Parson is familiar with the basic RPG mechanics of Erfworld. He does play around with this sort of thing in free time, after all. Yet the system is foreign enough that he has to wing it. This puts him at odds with his boss, Stanley, who had expected “The Perfect Warlord” to be someone who was keenly aware with everything. For the first time in his life, Parson has to rely on other people, such as magicians, hippies, and even the enemy.
The story’s major weak point is its protagonist. Like Gemberling from the similarly themed Adult Swim show Fat Guy Stuck In Internet (which I obscurely alluded to in an earlier reference that I’m pretty sure ZERO of you readers got), Parson starts the story as unhygienic, arrogant, and highly unlikable. He’s very much like the Comic Book Guy on The Simpsons. The subsequent story doesn’t do much to rectify the situation. The situation placing Parson on the side of the villains, in fact, initially intrigues him, since evil units were more fun to play.
Still, we root for him.
Perhaps it’s some sort of quasi-nationalist sentiment for us to pull for the guy from our world. Hey, he may be a smelly greaseball, but he’s one of ours! How dare you make threats on his life and jerk him around? Friggin’ Commies.

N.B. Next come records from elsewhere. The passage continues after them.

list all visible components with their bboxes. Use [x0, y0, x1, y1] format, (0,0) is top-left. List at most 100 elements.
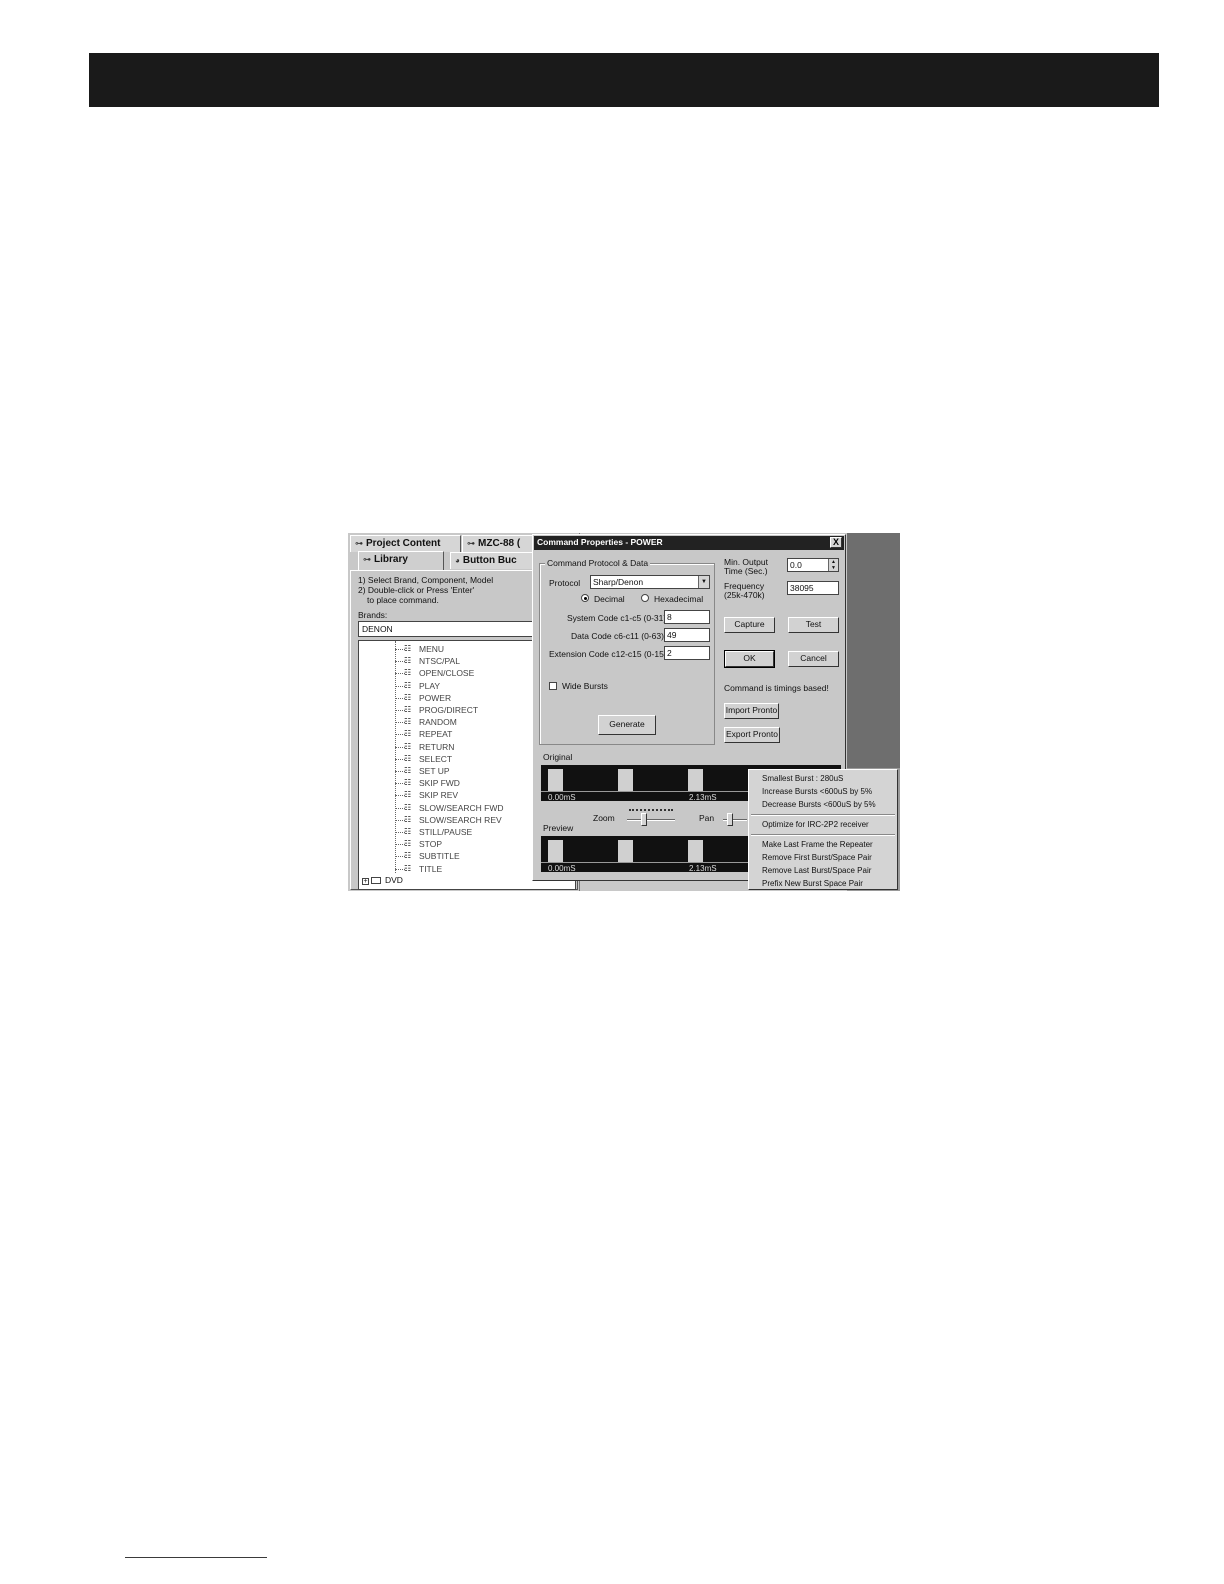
time-mid-label: 2.13mS — [689, 864, 717, 872]
tree-command-label: STILL/PAUSE — [419, 827, 473, 837]
background-window — [847, 533, 900, 768]
tree-command-label: SKIP FWD — [419, 778, 460, 789]
library-icon: ⊶ — [363, 555, 371, 564]
zoom-slider[interactable] — [627, 819, 675, 821]
zoom-label: Zoom — [593, 813, 615, 823]
ok-button[interactable]: OK — [724, 650, 775, 668]
min-output-field[interactable]: 0.0 ▲ ▼ — [787, 558, 839, 572]
tab-label: Button Buc — [462, 555, 517, 566]
ir-command-icon: ☷ — [404, 839, 412, 849]
import-pronto-button[interactable]: Import Pronto — [724, 703, 779, 719]
menu-item-remove-last-pair[interactable]: Remove Last Burst/Space Pair — [762, 866, 871, 875]
folder-icon — [371, 877, 381, 884]
decimal-radio[interactable] — [581, 594, 589, 602]
tree-command-label: STOP — [419, 839, 442, 850]
menu-item-remove-first-pair[interactable]: Remove First Burst/Space Pair — [762, 853, 872, 862]
system-code-field[interactable]: 8 — [664, 610, 710, 624]
cancel-button[interactable]: Cancel — [788, 651, 839, 667]
burst-pulse — [548, 769, 563, 791]
expand-icon[interactable]: + — [362, 878, 369, 885]
hexadecimal-label: Hexadecimal — [654, 594, 704, 604]
tree-command-label: PLAY — [419, 680, 441, 691]
frequency-field[interactable]: 38095 — [787, 581, 839, 595]
ir-command-icon: ☷ — [404, 814, 412, 824]
bucket-icon: ◕ — [455, 556, 460, 565]
preview-label: Preview — [543, 823, 574, 833]
ir-command-icon: ☷ — [404, 851, 412, 861]
close-button[interactable]: X — [830, 537, 842, 548]
extension-code-label: Extension Code c12-c15 (0-15) — [549, 649, 667, 659]
ir-command-icon: ☷ — [404, 717, 412, 727]
burst-pulse — [688, 769, 703, 791]
dialog-titlebar[interactable]: Command Properties - POWER X — [534, 536, 844, 550]
footer-rule — [125, 1557, 267, 1558]
tab-library[interactable]: ⊶ Library — [358, 551, 444, 570]
extension-code-field[interactable]: 2 — [664, 646, 710, 660]
spinner-arrows-icon[interactable]: ▲ ▼ — [828, 559, 838, 571]
tree-command-label: SKIP REV — [419, 790, 459, 801]
capture-button[interactable]: Capture — [724, 617, 775, 633]
tree-command-label: SLOW/SEARCH REV — [419, 814, 502, 825]
time-mid-label: 2.13mS — [689, 793, 717, 801]
ir-command-icon: ☷ — [404, 790, 412, 800]
instruction-line: 1) Select Brand, Component, Model — [358, 575, 494, 585]
tree-folder-label: DVD — [385, 875, 403, 885]
ir-command-icon: ☷ — [404, 644, 412, 653]
chevron-down-icon[interactable]: ▼ — [698, 576, 709, 588]
decimal-label: Decimal — [594, 594, 625, 604]
menu-item-optimize[interactable]: Optimize for IRC-2P2 receiver — [762, 820, 869, 829]
hexadecimal-radio[interactable] — [641, 594, 649, 602]
software-screenshot: ⊶ Project Content ⊶ MZC-88 ( ⊶ Library ◕ But… — [348, 533, 900, 891]
wide-bursts-checkbox[interactable] — [549, 682, 557, 690]
tree-command-label: MENU — [419, 644, 445, 654]
instruction-line: 2) Double-click or Press 'Enter' — [358, 585, 475, 595]
ir-command-icon: ☷ — [404, 729, 412, 739]
ir-command-icon: ☷ — [404, 863, 412, 873]
time-start-label: 0.00mS — [548, 793, 576, 801]
tab-label: MZC-88 ( — [478, 538, 521, 549]
tab-label: Library — [374, 554, 408, 565]
min-output-value: 0.0 — [790, 560, 802, 570]
timings-note: Command is timings based! — [724, 683, 829, 693]
device-icon: ⊶ — [467, 539, 475, 548]
generate-button[interactable]: Generate — [598, 715, 656, 735]
menu-item-decrease-bursts[interactable]: Decrease Bursts <600uS by 5% — [762, 800, 876, 809]
group-title: Command Protocol & Data — [545, 558, 651, 568]
menu-item-prefix-pair[interactable]: Prefix New Burst Space Pair — [762, 879, 863, 888]
tree-connector — [395, 641, 396, 873]
waveform-context-menu: Smallest Burst : 280uS Increase Bursts <… — [748, 769, 898, 890]
wide-bursts-label: Wide Bursts — [562, 681, 608, 691]
protocol-value: Sharp/Denon — [593, 577, 644, 587]
ir-command-icon: ☷ — [404, 656, 412, 666]
original-label: Original — [543, 752, 573, 762]
ir-command-icon: ☷ — [404, 753, 412, 763]
zoom-slider-thumb[interactable] — [641, 813, 647, 826]
tree-command-label: OPEN/CLOSE — [419, 668, 475, 679]
tab-project-content[interactable]: ⊶ Project Content — [350, 535, 461, 552]
min-output-label: Min. Output Time (Sec.) — [724, 557, 768, 576]
time-start-label: 0.00mS — [548, 864, 576, 872]
frequency-label: Frequency (25k-470k) — [724, 581, 765, 600]
data-code-field[interactable]: 49 — [664, 628, 710, 642]
tree-command-label: RETURN — [419, 741, 455, 752]
test-button[interactable]: Test — [788, 617, 839, 633]
menu-item-last-frame-repeater[interactable]: Make Last Frame the Repeater — [762, 840, 873, 849]
export-pronto-button[interactable]: Export Pronto — [724, 727, 780, 743]
burst-pulse — [688, 840, 703, 862]
tree-folder-dvd[interactable]: + DVD — [362, 875, 403, 885]
tree-command-label: SLOW/SEARCH FWD — [419, 802, 504, 813]
menu-item-smallest-burst[interactable]: Smallest Burst : 280uS — [762, 774, 843, 783]
menu-item-increase-bursts[interactable]: Increase Bursts <600uS by 5% — [762, 787, 872, 796]
tree-command-label: SUBTITLE — [419, 851, 460, 862]
data-code-label: Data Code c6-c11 (0-63) — [571, 631, 664, 641]
ir-command-icon: ☷ — [404, 668, 412, 678]
ir-command-icon: ☷ — [404, 802, 412, 812]
tab-mzc[interactable]: ⊶ MZC-88 ( — [462, 535, 542, 552]
menu-separator — [751, 834, 895, 836]
dialog-title: Command Properties - POWER — [537, 537, 663, 547]
tab-label: Project Content — [366, 538, 441, 549]
ir-command-icon: ☷ — [404, 705, 412, 714]
burst-pulse — [548, 840, 563, 862]
pan-slider-thumb[interactable] — [727, 813, 733, 826]
protocol-select[interactable]: Sharp/Denon ▼ — [590, 575, 710, 589]
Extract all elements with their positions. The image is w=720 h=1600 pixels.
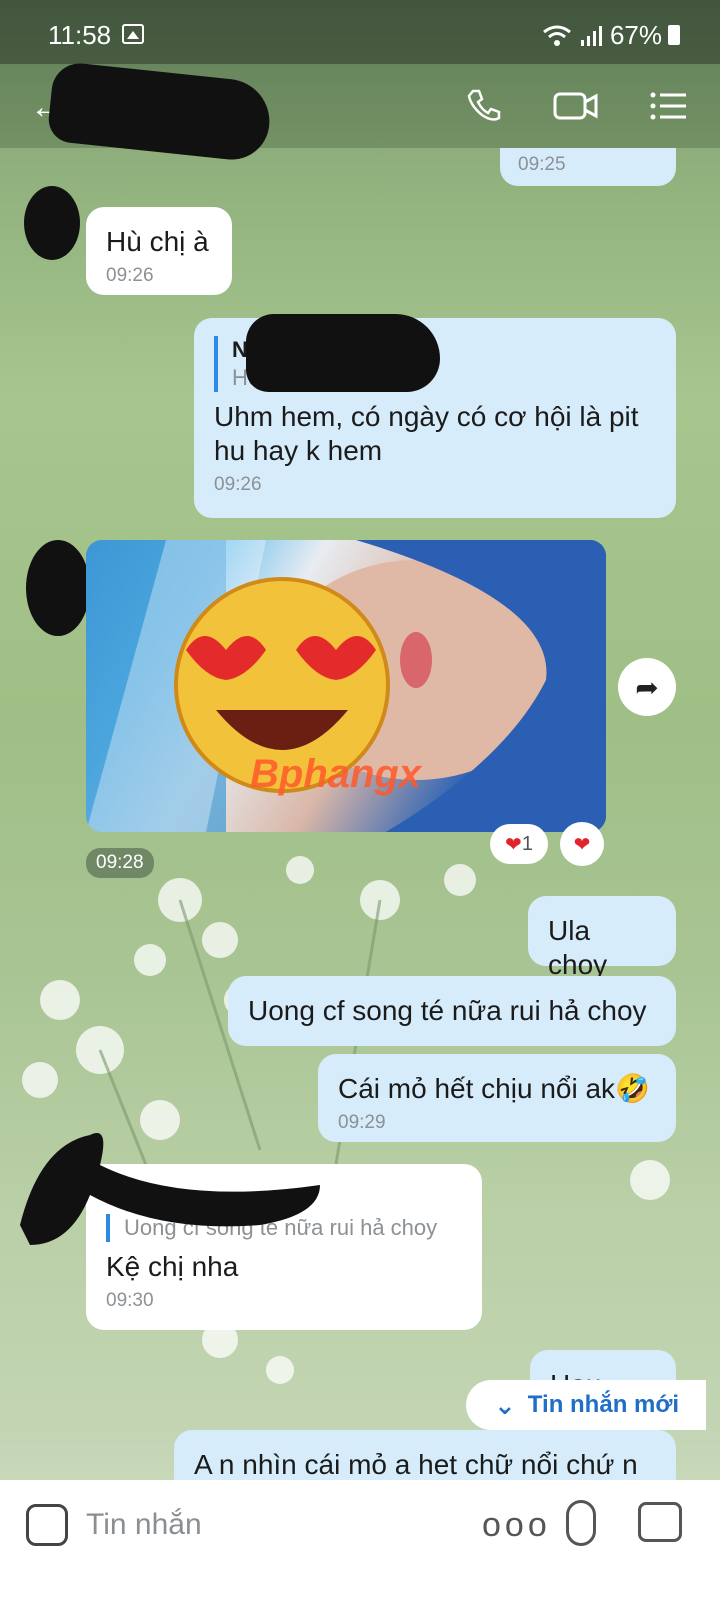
scribble-redaction: [20, 1133, 320, 1245]
new-messages-label: Tin nhắn mới: [527, 1391, 680, 1418]
message-bubble-outgoing[interactable]: Cái mỏ hết chịu nổi ak🤣 09:29: [318, 1054, 676, 1142]
message-text: Hù chị à: [106, 226, 209, 257]
message-text: Cái mỏ hết chịu nổi ak🤣: [338, 1073, 650, 1104]
sticker-emoji-icon[interactable]: [26, 1504, 68, 1546]
signal-icon: [580, 25, 602, 46]
more-options-icon[interactable]: ooo: [482, 1506, 551, 1545]
watermark: Bphangx: [250, 752, 422, 796]
quote-name-redacted: [246, 314, 440, 392]
menu-list-icon[interactable]: [648, 86, 688, 126]
battery-icon: [668, 25, 680, 45]
battery-level: 67%: [609, 20, 662, 50]
forward-icon[interactable]: ➦: [618, 658, 676, 716]
message-bubble-outgoing[interactable]: 09:25: [500, 148, 676, 186]
message-bubble-outgoing[interactable]: Uong cf song té nữa rui hả choy: [228, 976, 676, 1046]
chat-header: ←: [0, 60, 720, 164]
message-time: 09:28: [86, 848, 154, 878]
gallery-icon[interactable]: [638, 1502, 682, 1542]
image-notification-icon: [122, 24, 144, 44]
message-text: Ula choy: [548, 915, 608, 980]
message-time: 09:29: [338, 1112, 386, 1133]
contact-name-redacted: [46, 60, 274, 164]
message-time: 09:26: [214, 474, 262, 495]
wifi-icon: [543, 25, 571, 46]
message-text: Kệ chị nha: [106, 1251, 239, 1282]
message-composer: Tin nhắn ooo: [0, 1480, 720, 1600]
reaction-count: 1: [521, 832, 533, 855]
image-message[interactable]: Bphangx: [86, 540, 606, 832]
microphone-icon[interactable]: [566, 1500, 596, 1546]
message-time: 09:25: [518, 154, 566, 175]
avatar-redacted: [26, 540, 90, 636]
header-actions: [464, 86, 688, 126]
status-time: 11:58: [48, 20, 112, 50]
message-text: Uhm hem, có ngày có cơ hội là pit hu hay…: [214, 401, 639, 466]
chevron-double-down-icon: ⌄: [494, 1389, 516, 1420]
new-messages-button[interactable]: ⌄ Tin nhắn mới: [466, 1380, 706, 1430]
message-bubble-outgoing[interactable]: Ula choy: [528, 896, 676, 980]
reaction-summary[interactable]: ❤ 1: [490, 824, 548, 864]
message-time: 09:26: [106, 265, 154, 286]
video-icon[interactable]: [552, 86, 600, 126]
status-bar: 11:58 67%: [0, 0, 720, 64]
message-bubble-incoming[interactable]: Hù chị à 09:26: [86, 207, 232, 295]
status-right: 67%: [542, 20, 662, 51]
message-text: Uong cf song té nữa rui hả choy: [248, 995, 647, 1026]
phone-icon[interactable]: [464, 86, 504, 126]
heart-reaction-icon: ❤: [505, 833, 522, 856]
message-time: 09:30: [106, 1290, 154, 1311]
avatar-redacted: [24, 186, 80, 260]
message-text: A n nhìn cái mỏ a het chữ nổi chứ n: [194, 1449, 638, 1480]
add-reaction-heart-icon[interactable]: ❤: [560, 822, 604, 866]
message-input[interactable]: Tin nhắn: [86, 1508, 202, 1542]
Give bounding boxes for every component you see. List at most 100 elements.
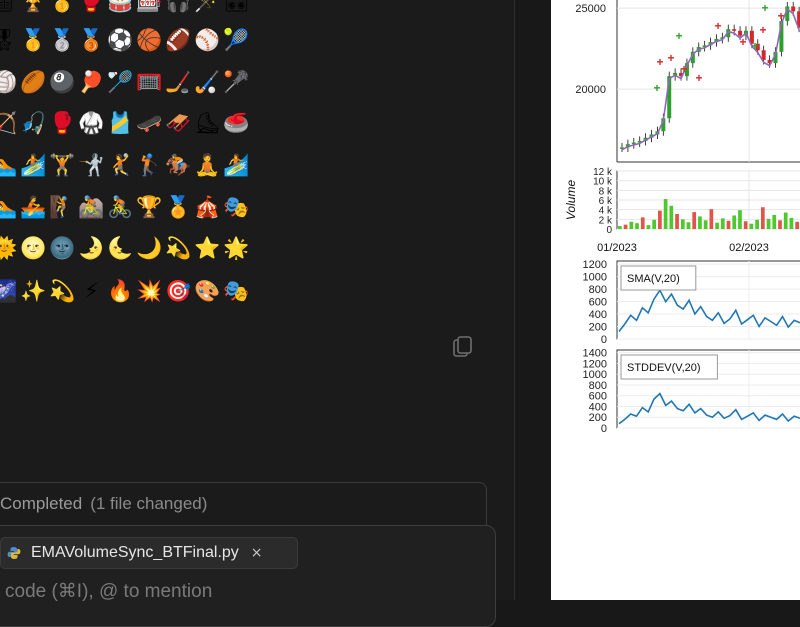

There’s also a certain charm about clueless guys who’ve lost everything that made them think they were all that and watch them as they start again from the bottom. And there’s no lower point than being promoted as the “Chosen One” on the side of the bad guys at the very point where they’re on the verge of being completely wiped out. It’s the kind of story that has fascinated audiences since the beginning of time, when the Greeks were infusing their tragedies with the pairing concepts of hubris and catharsis.
Besides, for all his faults, Parson is among the more interesting characters in Erfworld. A lot of Erfworld‘s denizens are quite bland. And a majority of those milquetoasts are the good guys. When the story catches up on the doings of Prince Ansom and the Royal Crown Coalition, who represent the invading force determined to squash the villainy of Stanley once and for all, my mind tends to tune out. They’re just a bunch of one-dimensional guys in goofy costumes. No other redeeming values whatsoever. At times, they’re supposed to function as the comedy relief, but they’re severely lacking in the first part. Perhaps that’s the point. Maybe it’s what Balder is trying to say. The good guys are never as interesting as the bad guys, right? Still, it’s not good theater.
Now, this may be tantamount to heresy, but Jamie Noguchi’s art strongly reminds me of the works of French comic book artist, Jean Giraud (a.k.a. Moebius). I refer mainly to the fanciful designs, which make the dwagons look soft and weightless while a rock formation that looks like the members of KISS looks almost magical. The action scenes are uncluttered, conveying movement and serenity at the same time. However, I didn’t like all of the artistic decisions. Take the character designs, for example. I spent way too much time wondering how their tiny necks could possibly support the weight of their huge, melon-like heads.
Overall, Erfworld is a highly worthwhile read. The mystery behind the RPG nature of Erfworld sustained most of my interest. Even better, though, is how the story is genuinely unpredictable. There seems to be no set ending on the horizon for either side. Solutions that look like they will lead to victory keep getting subverted at every turn, with neither side gaining the upper hand at any point. How will Erfworld end?
Finally, I must point out that choosing Parson, an outsider, was an inspired choice. He knows that there’s more to this world than some grand battle between good and evil. Who else could possibly appreciate the world on a purely strategic level?